Roma, 1 settembre 2021. Vorrei avere quella stoffa del cronista da poter dire che sto andando a Milano solo per verificare questa faccenda del Green Pass da oggi obbligatorio sui treni a lunga percorrenza.
Ma non è così, il viaggio è previsto da tempo e fin dal risveglio i tg mi danno da pensare: forse i No-vax creeranno disagi, presidieranno le stazioni. Rimango in contemplazione assonnata degli aggiornamenti e arriva la notizia che il ministro Lamorgese ha disposto perché non ci siano disagi. Staremo a vedere. Guardo l’ora e mi preparo. La metro è deserta. Che bella sensazione. Ripensandoci, che brutta sensazione. Poi Roma Termini. Il treno per Milano Centrale è già al binario, la scritta non lo ufficializza ancora ma è quello. E salgo.
La partenza è in orario e i posti sfalsati, io qui, il mio dirimpettaio di là. Siamo tutti con la testa sul telefono per capire se ci saranno ritardi, poi l’altoparlante ne annuncia uno per la non meglio precisata presenza di “persone sulla linea gialla (sic.) che hanno costretto alla scelta di binari alternativi”.
Praticamente viaggiamo su quelli delle tratte regionali, dovremmo andare a 200 kmh, andiamo a 90. A un certo punto, con un coupe de theatre, arriva il controllore che si produce nel suo cavallo di battaglia “Buongiornoooo. Bigliettooo”. L’autoeco è previsto dal contratto nazionale.
Provvedo a esibire e mi produco anche nell’ostentazione del Green Pass, così come mi viene chiesto. Ma un attimo prima che il controllore esca dalla mia vista e raggiunga Ron, quello di Ron “vorrei incontrarti fra cent’anni” che viaggia nel sedile dopo il mio, sono attraversato da una curiosità irreprimibile e chiedo, al controllore che sta allontanandosi, portando la voce “Scusi, ma se uno il Green Pass non ce l’ha… che succede?”. E scatta il panico.

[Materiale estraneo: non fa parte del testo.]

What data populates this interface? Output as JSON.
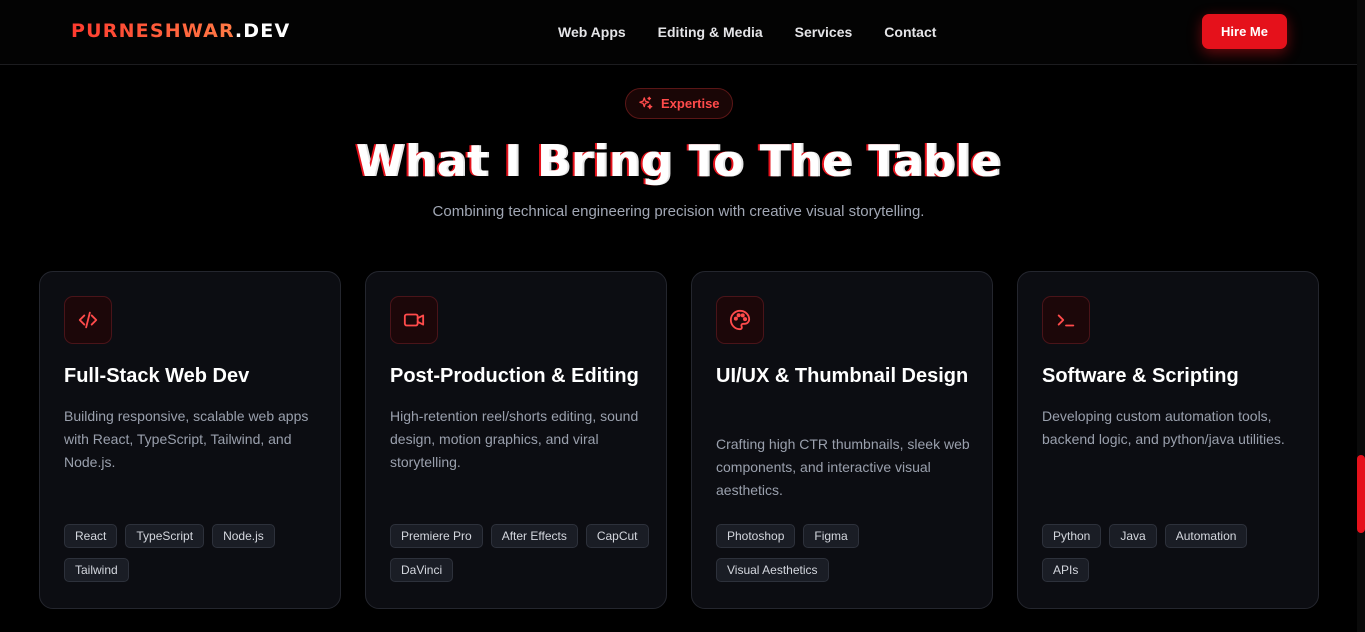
{
  "header": {
    "logo_brand": "PURNESHWAR",
    "logo_tld": ".DEV",
    "nav": [
      "Web Apps",
      "Editing & Media",
      "Services",
      "Contact"
    ],
    "hire_label": "Hire Me"
  },
  "hero": {
    "badge": "Expertise",
    "title": "What I Bring To The Table",
    "subtitle": "Combining technical engineering precision with creative visual storytelling."
  },
  "cards": [
    {
      "icon": "code-icon",
      "title": "Full-Stack Web Dev",
      "description": "Building responsive, scalable web apps with React, TypeScript, Tailwind, and Node.js.",
      "tags": [
        "React",
        "TypeScript",
        "Node.js",
        "Tailwind"
      ]
    },
    {
      "icon": "video-camera-icon",
      "title": "Post-Production & Editing",
      "description": "High-retention reel/shorts editing, sound design, motion graphics, and viral storytelling.",
      "tags": [
        "Premiere Pro",
        "After Effects",
        "CapCut",
        "DaVinci"
      ]
    },
    {
      "icon": "palette-icon",
      "title": "UI/UX & Thumbnail Design",
      "description": "Crafting high CTR thumbnails, sleek web components, and interactive visual aesthetics.",
      "tags": [
        "Photoshop",
        "Figma",
        "Visual Aesthetics"
      ]
    },
    {
      "icon": "terminal-icon",
      "title": "Software & Scripting",
      "description": "Developing custom automation tools, backend logic, and python/java utilities.",
      "tags": [
        "Python",
        "Java",
        "Automation",
        "APIs"
      ]
    }
  ],
  "colors": {
    "accent": "#e5111b",
    "background": "#000000",
    "card_bg": "#0c0d12"
  }
}
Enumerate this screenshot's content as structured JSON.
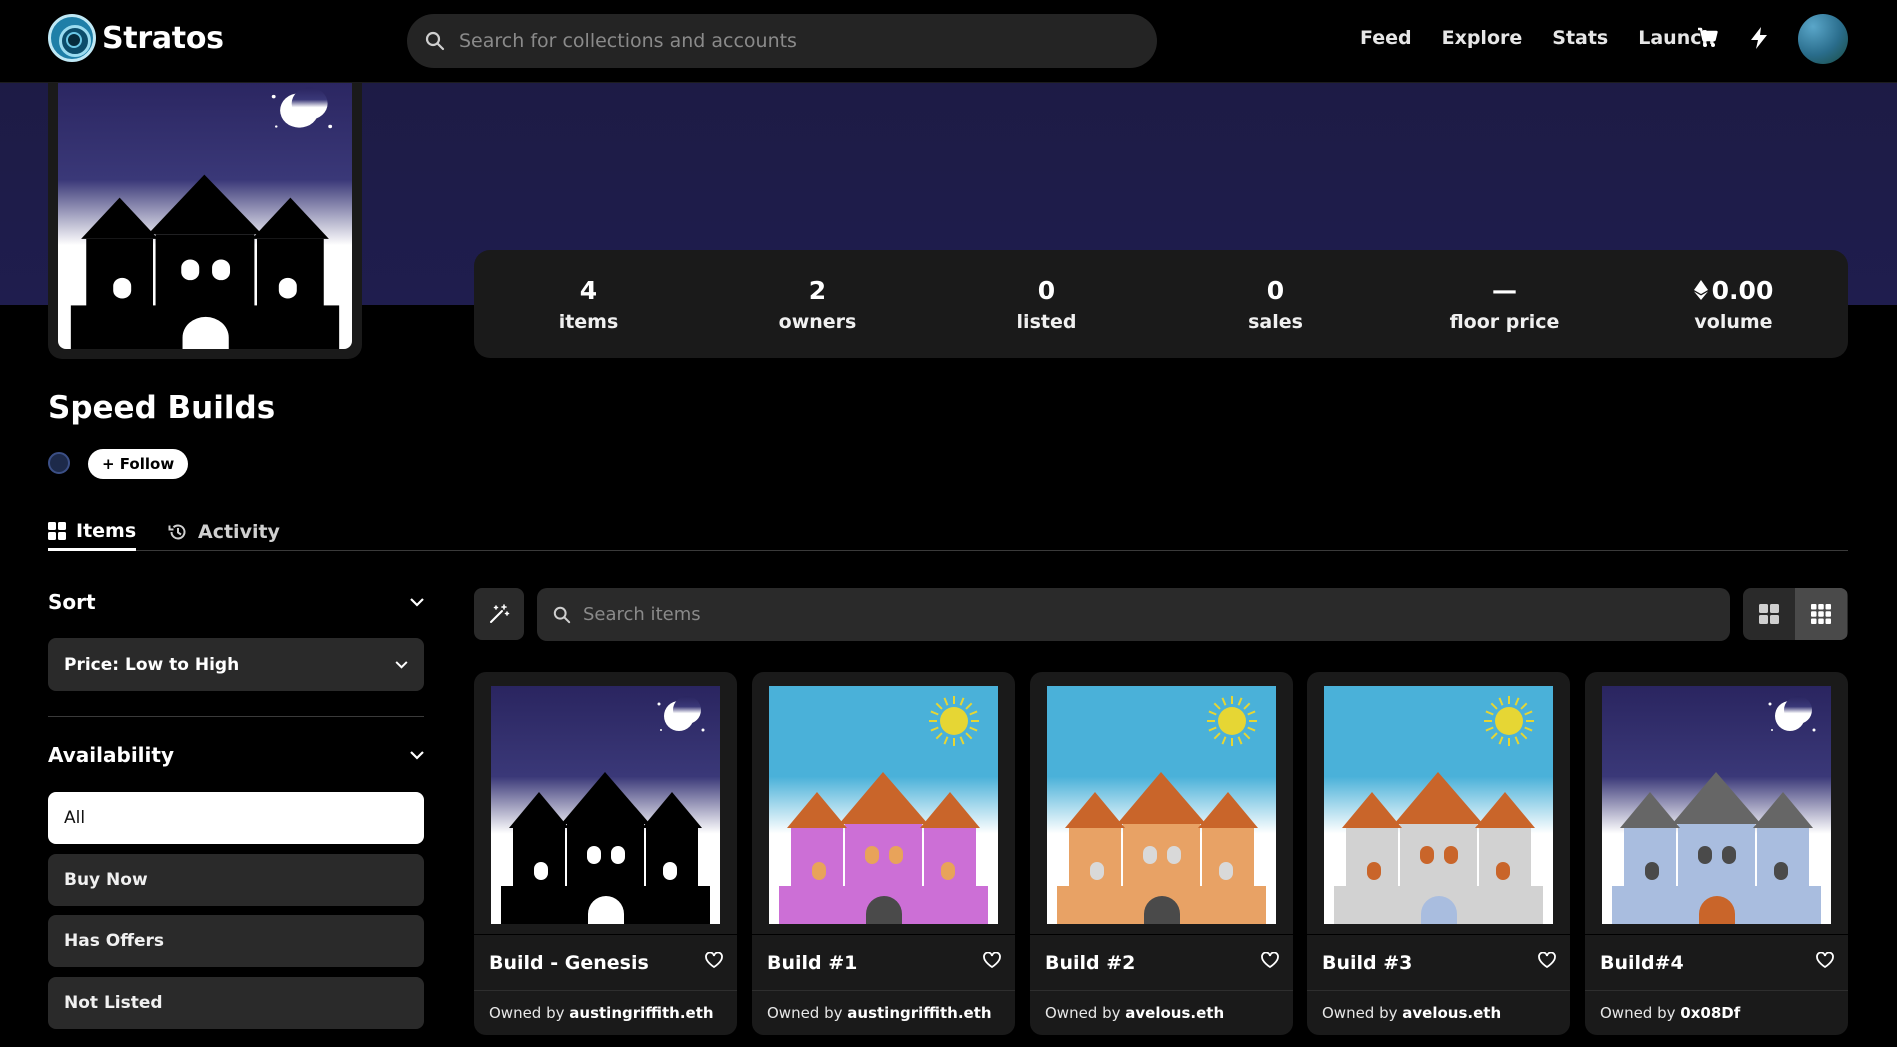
{
  "brand": {
    "name": "Stratos"
  },
  "search": {
    "placeholder": "Search for collections and accounts"
  },
  "nav": {
    "links": [
      "Feed",
      "Explore",
      "Stats",
      "Launch"
    ]
  },
  "collection": {
    "title": "Speed Builds",
    "follow_label": "+ Follow",
    "stats": [
      {
        "value": "4",
        "label": "items"
      },
      {
        "value": "2",
        "label": "owners"
      },
      {
        "value": "0",
        "label": "listed"
      },
      {
        "value": "0",
        "label": "sales"
      },
      {
        "value": "—",
        "label": "floor price"
      },
      {
        "value": "0.00",
        "label": "volume",
        "prefix_icon": "eth-icon"
      }
    ]
  },
  "tabs": [
    {
      "label": "Items",
      "icon": "grid-icon",
      "active": true
    },
    {
      "label": "Activity",
      "icon": "history-icon",
      "active": false
    }
  ],
  "filters": {
    "sort": {
      "heading": "Sort",
      "selected": "Price: Low to High"
    },
    "availability": {
      "heading": "Availability",
      "options": [
        "All",
        "Buy Now",
        "Has Offers",
        "Not Listed"
      ],
      "selected": "All"
    }
  },
  "items_search": {
    "placeholder": "Search items"
  },
  "owned_by_prefix": "Owned by",
  "items": [
    {
      "name": "Build - Genesis",
      "owner": "austingriffith.eth",
      "scene": "night",
      "wall": "#000000",
      "roof": "#000000",
      "window": "#ffffff",
      "door": "#ffffff"
    },
    {
      "name": "Build #1",
      "owner": "austingriffith.eth",
      "scene": "day",
      "wall": "#cc6fd6",
      "roof": "#c9652a",
      "window": "#e8a35a",
      "door": "#4a4a4a"
    },
    {
      "name": "Build #2",
      "owner": "avelous.eth",
      "scene": "day",
      "wall": "#e8a265",
      "roof": "#c9652a",
      "window": "#d9d9d9",
      "door": "#4a4a4a"
    },
    {
      "name": "Build #3",
      "owner": "avelous.eth",
      "scene": "day",
      "wall": "#d2d2d2",
      "roof": "#c9652a",
      "window": "#c9652a",
      "door": "#a9bddf"
    },
    {
      "name": "Build#4",
      "owner": "0x08Df",
      "scene": "night",
      "wall": "#a9bddf",
      "roof": "#666666",
      "window": "#4a4a4a",
      "door": "#c9652a"
    }
  ],
  "colors": {
    "banner": "#1f1d4e",
    "panel": "#1a1a1a",
    "night_sky_top": "#2a2560",
    "day_sky": "#4ab1d9",
    "sun": "#e6d634"
  }
}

Il controllore si blocca, si gira, mi fissa, si alza il berretto come in un film di Frank Capra, prende fiato, emette dei lunghi “Eeeh” e poi sibila un impercettibile “Niente”. “Come?”, faccio io. E lui “Niente, cioè… allora… il discorso è questo… niente. Non… non possiamo… non ci hanno detto… e noi…”. E qui si produce in un epilogo che spiega perché Woody Allen ha di noi l’idea di un popolo che gira vestito come negli anni ‘40, e dice “Meglio non farsi queste domande”. Poi, si dilegua e va incontro al suo destino. Cioè, Ron.
E io rimango a guardarlo e a pensare “Meglio non farsi queste domande”. Provo una sensazione di freddo, di vulnerabilità, di Italia colabrodo. Vorrei fare cose, dire cose. Dovrei intervenire, dare il mio apporto e cambiare tutto… ma l’occhio mi cade sullo schermo in alto, al centro della corsia: i minuti di ritardo non sono più 40, sono 10. Solo 10.
Sono felice, sono sollevato e posso riprendere a leggere il romanzetto che mi ero portato. Ho la sensazione di qualcosa che mi stava turbando ma non saprei dire che. Sono Italiano, siamo gente che vive di approssimazione. E appena abbasso gli occhi, i minuti di ritardo diventano 13. Va bene, tanto il mantra è uno solo “Chi se ne frega?”. Mi adeguo, mi avvilisco, e mi butto sul capitolo uno. Mi domando se il controllore avrà riconosciuto Ron. Chissà.